In addition, any work examining Napoleon necessarily must concern itself with his numerous battles throughout Europe and the Mediterranean. Here, again, Thompson comes up short. Napoleon's conquest of Italy between 1796 and 1797 reads like a sophomore's outline. The battle for Arcole, which was desperate and revealed the incompetence, war-weariness, and just plain fear of the French troops--even as it displayed Napoleon's willingness to take amazing personal risks--is described as follows: "The victory of Arcole (November 16th)--the climax of a fortnight's campaign against Wurmser's second attempt to raise the siege--made the ultimate fall of Mantua a foregone conclusion. . ." (p. 79).
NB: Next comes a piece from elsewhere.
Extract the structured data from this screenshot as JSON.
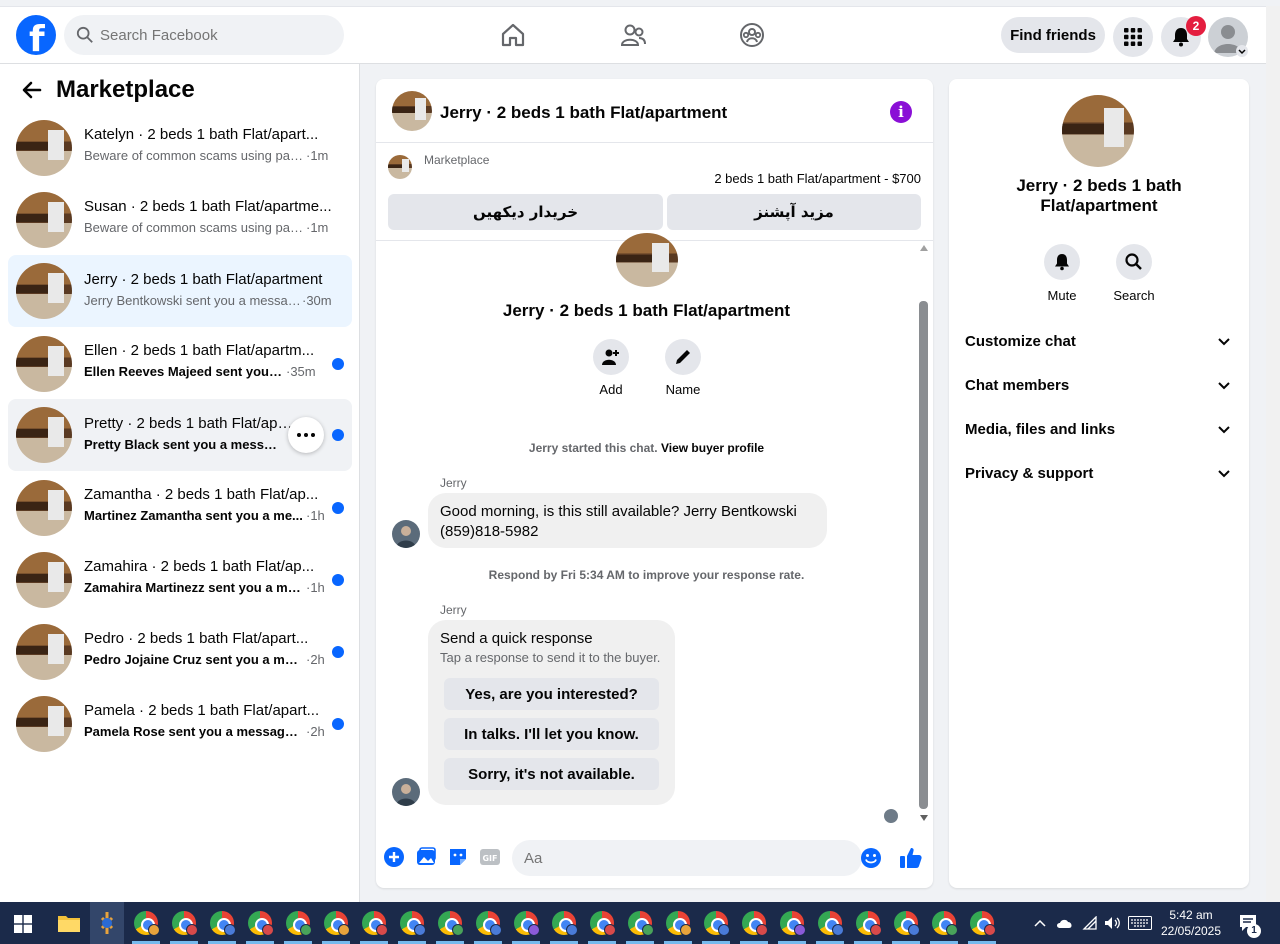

Not a word about how Napoleon grabbed the French flag and, with his staff officers, rushed the bridge over the river Alpone after his infantry had been repulsed owing to heavy Croatian and Austrian fire. Furthermore, many of Napoleon's battles took place in or around small villages, like Arcole, that few people have ever heard about, yet there is not a single map in the entire book.

Problems such as those noted above are compounded by Thompson's stiff, dismal prose. In 400 pages of tiny print about a man who was full of life to the end, there is not one sentence that captures the essence of Napoleon, not one sentence that causes the reader to smile in recognition. One could argue, I suppose, that a historical work published in 1952 conformed to different standards than what readers today expect. I would submit that such an argument is flawed. One need only look at the histories of Herodotus and Thucydides to recognize that the principles of good writing have not changed drastically over the centuries--and certainly not over the last 60 years. The simple fact is that this is an awful book that fails to do justice to its subject or to the art of writing about history.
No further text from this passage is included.